Mit derlei dämlichen Unterstellungen


> Zuviel 'Tanz ums aluminöse Kalb' verschleiert die eigentliche Absicht, nämlich die Geselligkeit von Menschen, die sich über ein gemeinsames Hobby und die Findung eines adäquaten Repräsentanten dieses Steckenpferdes definieren.


unterminierst Du genau diese Geselligkeit.


> Für mich hat das mitlerweile etwas von einer 'Opel Manta'-Clubmeierei! Schade.


Auf gar keinen Fall wollen wir Deine hochmögenden Sensibilitäten mit unseren profanen, proletenhaften Angebereien beleidigen. Ich schlage vor, Du suchst Dir Gesellschaft, die Deinem charakterlichen Wert angemessener ist.


----------



## carloz (23. November 2004)

Ad rem, Eisenfaust. Ad rem !

Wieso steht unten in deinem posting: "Weiter so..." ?!
Wenn ich deinen rhetorischen Erguss richtig deute bist du mit der Richtung in die das ganze geht nicht zufrieden, oder irre ich ?

Wie wäre es, ob deiner gar knappen und kostbaren Zeit mit ein paar Stichworten zum Aufbau der Seite ?

Sie soll ja dezent bleiben.

Nur leider kann man beim entwickeln solcher Sachen sehr leicht abdriften.
Daher ist man hier auf konkrete Hinweise angewiesen.

Darum: Vorschläge // Brainstorming und was weiß ich noch. Aber bitte: FAKTEN !

Danke 

greetZ
CarloZ


----------



## raffic (23. November 2004)

So zuerst einmal finde ich es spitze das es mit der Bergwerk Union weiter geht. Die Entwürfe finde ich auch schon ganz gut. Den Inhalt der Seite ist meiner Meinung nach auch OK. Von der ganzen Technik habe ich leider so gut wie keine Ahnung aber ich bin mir sicher Ihr macht das schon. 
Ich fänd ganz gut wenn auf der Seite noch Reiseberichte oder Tourenvorschläge wären.
Wenn mir noch was einfällt melde ich mich wieder.
Bis dahin 
raffic


----------



## Endurance (23. November 2004)

@wondermike + Eisenfaust:
cool bleiben.
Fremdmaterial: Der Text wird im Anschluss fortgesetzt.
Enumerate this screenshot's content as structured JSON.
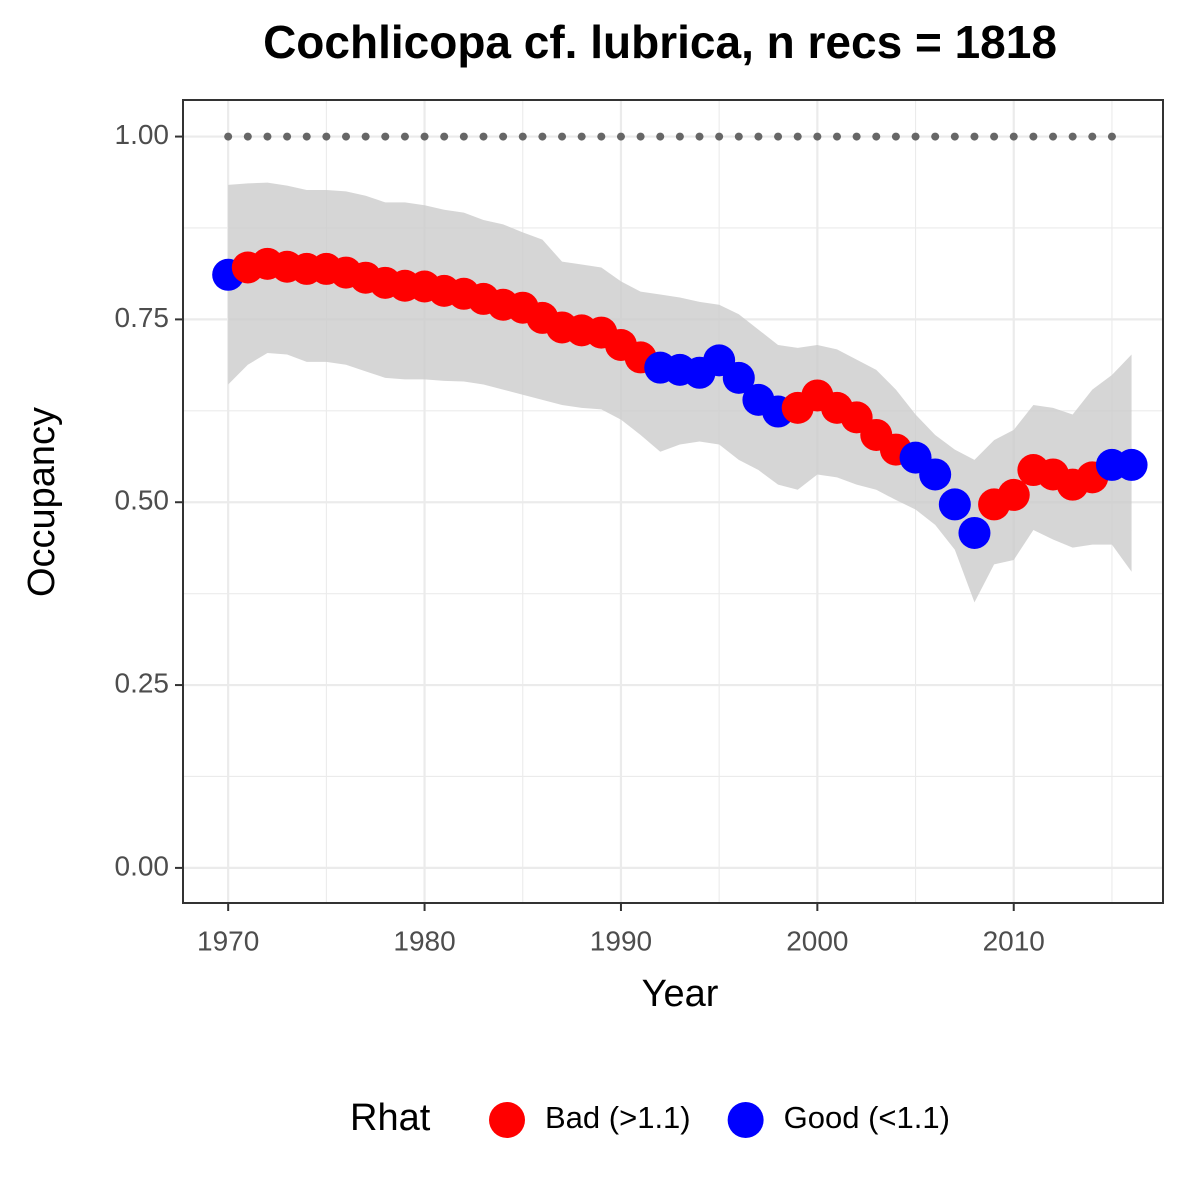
{
  "chart_data": {
    "type": "scatter",
    "title": "Cochlicopa cf. lubrica, n recs = 1818",
    "x_label": "Year",
    "y_label": "Occupancy",
    "x": [
      1970,
      1971,
      1972,
      1973,
      1974,
      1975,
      1976,
      1977,
      1978,
      1979,
      1980,
      1981,
      1982,
      1983,
      1984,
      1985,
      1986,
      1987,
      1988,
      1989,
      1990,
      1991,
      1992,
      1993,
      1994,
      1995,
      1996,
      1997,
      1998,
      1999,
      2000,
      2001,
      2002,
      2003,
      2004,
      2005,
      2006,
      2007,
      2008,
      2009,
      2010,
      2011,
      2012,
      2013,
      2014,
      2015,
      2016
    ],
    "series": [
      {
        "name": "Bad (>1.1)",
        "color": "#ff0000",
        "values": [
          null,
          0.821,
          0.826,
          0.822,
          0.819,
          0.819,
          0.814,
          0.807,
          0.8,
          0.796,
          0.795,
          0.789,
          0.785,
          0.778,
          0.77,
          0.766,
          0.752,
          0.739,
          0.735,
          0.732,
          0.715,
          0.698,
          null,
          null,
          null,
          null,
          null,
          null,
          null,
          0.629,
          0.646,
          0.629,
          0.616,
          0.592,
          0.572,
          null,
          null,
          null,
          null,
          0.497,
          0.51,
          0.544,
          0.538,
          0.524,
          0.534,
          null,
          null
        ]
      },
      {
        "name": "Good (<1.1)",
        "color": "#0000ff",
        "values": [
          0.811,
          null,
          null,
          null,
          null,
          null,
          null,
          null,
          null,
          null,
          null,
          null,
          null,
          null,
          null,
          null,
          null,
          null,
          null,
          null,
          null,
          null,
          0.684,
          0.681,
          0.677,
          0.694,
          0.67,
          0.64,
          0.624,
          null,
          null,
          null,
          null,
          null,
          null,
          0.561,
          0.538,
          0.497,
          0.458,
          null,
          null,
          null,
          null,
          null,
          null,
          0.551,
          0.551
        ]
      }
    ],
    "ribbon": {
      "color": "#cccccc",
      "upper": [
        0.934,
        0.936,
        0.937,
        0.933,
        0.927,
        0.927,
        0.925,
        0.919,
        0.91,
        0.91,
        0.906,
        0.9,
        0.896,
        0.886,
        0.88,
        0.869,
        0.859,
        0.829,
        0.825,
        0.821,
        0.802,
        0.788,
        0.784,
        0.78,
        0.774,
        0.77,
        0.757,
        0.736,
        0.715,
        0.711,
        0.715,
        0.709,
        0.695,
        0.681,
        0.654,
        0.62,
        0.592,
        0.572,
        0.558,
        0.585,
        0.599,
        0.633,
        0.629,
        0.62,
        0.654,
        0.674,
        0.702
      ],
      "lower": [
        0.661,
        0.688,
        0.704,
        0.702,
        0.692,
        0.692,
        0.688,
        0.679,
        0.67,
        0.668,
        0.668,
        0.666,
        0.665,
        0.661,
        0.654,
        0.647,
        0.64,
        0.633,
        0.629,
        0.627,
        0.613,
        0.592,
        0.569,
        0.579,
        0.583,
        0.579,
        0.558,
        0.544,
        0.524,
        0.517,
        0.538,
        0.534,
        0.524,
        0.517,
        0.503,
        0.49,
        0.469,
        0.435,
        0.363,
        0.415,
        0.421,
        0.462,
        0.449,
        0.438,
        0.442,
        0.442,
        0.405
      ]
    },
    "reference_line": {
      "y": 1,
      "from": 1970,
      "to": 2015,
      "color": "#666666"
    },
    "xlim": [
      1967.7,
      2017.6
    ],
    "ylim": [
      -0.048,
      1.05
    ],
    "xticks": [
      1970,
      1980,
      1990,
      2000,
      2010
    ],
    "yticks": [
      {
        "value": 0,
        "label": "0.00"
      },
      {
        "value": 0.25,
        "label": "0.25"
      },
      {
        "value": 0.5,
        "label": "0.50"
      },
      {
        "value": 0.75,
        "label": "0.75"
      },
      {
        "value": 1,
        "label": "1.00"
      }
    ],
    "grid": true,
    "legend": {
      "title": "Rhat",
      "position": "bottom"
    }
  }
}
Wir wissen doch alle das Eisenfaust zu derber Kritik neigt. Das muß und darf man nicht immer so ernst nehmen - ich krieg da mittlerweile eher einen Lachanfall. Deshalb auch meine Anmerkung im früheren Posting:



> Nicht das ich hier einen zu destruktiven Eindruck (Hi Eisenfaust    )...


@CarloZ:
Genau Fakten und konkrete Kritik an Sachverhalten und vor allem umsetzbare Vorschläge für Verbesserungen ist das was wir brauchen.


----------



## muzipok (23. November 2004)

Hallo,

nach längerer Zeit meld ich mich hier mal wieder.
Mir scheint es hat sich in Sachen bergwerk Union doch einiges getan.
Und da hier immer wieder zu konstruktiver Kritik aufgerufen wird, fühl ich mich doch gleich mal berufen.
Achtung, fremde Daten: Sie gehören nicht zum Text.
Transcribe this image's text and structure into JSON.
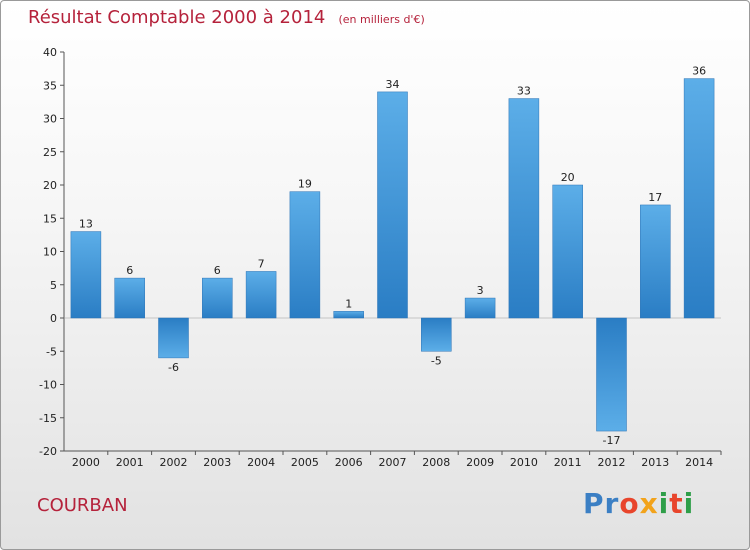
{
  "title": "Résultat Comptable 2000 à 2014",
  "subtitle": "(en milliers d'€)",
  "commune": "COURBAN",
  "logo": {
    "letters": [
      "P",
      "r",
      "o",
      "x",
      "i",
      "t",
      "i"
    ],
    "colors": [
      "#3b7fc4",
      "#3b7fc4",
      "#e8452c",
      "#f2a31b",
      "#2e9e48",
      "#e8452c",
      "#2e9e48"
    ]
  },
  "chart_data": {
    "type": "bar",
    "title": "Résultat Comptable 2000 à 2014",
    "xlabel": "",
    "ylabel": "",
    "categories": [
      "2000",
      "2001",
      "2002",
      "2003",
      "2004",
      "2005",
      "2006",
      "2007",
      "2008",
      "2009",
      "2010",
      "2011",
      "2012",
      "2013",
      "2014"
    ],
    "values": [
      13,
      6,
      -6,
      6,
      7,
      19,
      1,
      34,
      -5,
      3,
      33,
      20,
      -17,
      17,
      36
    ],
    "ylim": [
      -20,
      40
    ],
    "yticks": [
      40,
      35,
      30,
      25,
      20,
      15,
      10,
      5,
      0,
      -5,
      -10,
      -15,
      -20
    ],
    "grid": false,
    "bar_color": "#3a93d8"
  }
}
Ich stimme Eisenfaust in der Hinsicht zu, das die Personen die bergwerk bikes fahren im Vordergrund stehen sollten. 
Allerdings verstehe ich den Vorschlag mit den Rädern mit Popup auch wirklich als Vorschlag und nicht in Eisen gegossen.

Aber mal zur Kritik:

Erstens was finde ich nicht gut:
- Im firefox muß ich zweimal die BackTaste betätigen um zur vorigen Seite zu kommen. Liegt wohl an dem Baum links
- Das HintergrundBild das sich wiederholt find ich nicht gut. Bild sollte für eine Seite sein. Wenn es auf einer Seite nicht Platz hat, ist die Seite einfach zu gross oder es steht zuviel Text drauf.
- Profile sollten die Möglichkeit haben eine Gallerie von ihrem Bike zu haben.
oder zumindest eine festgelegte Anzahl von Bildern.
- Das man den Admin informieren muß, wenn sich was am Profil ändert, halte ich für sehr viel Aufwand. Schon mal über Portale nachgedacht?
- Kein Profil von mir 

Was ich gut finde:
- Aufteilung in die einzelnen Bereiche
- Events
- Bergwerkgebote (sollten meiner Meinung nach direkt auf die Startseite ganz oben)

bye
Alex


----------



## carloz (23. November 2004)

@muzi: Danke für die Anregungen.

Im Prinzip spricht doch gegen die angehängte Anordnung nix, oder ?!

greetZ
CarloZ


----------



## MTB-News.de




----------



## muzipok (23. November 2004)

@carloz

spricht nix dagegen.
Nur warum brauchen wir einen JS navigationsbaum??
JS macht immer Ärger. Verschiedene Browser mit x verschiedenen Versionen und x verschiedenen JS Standards und Implementierungen.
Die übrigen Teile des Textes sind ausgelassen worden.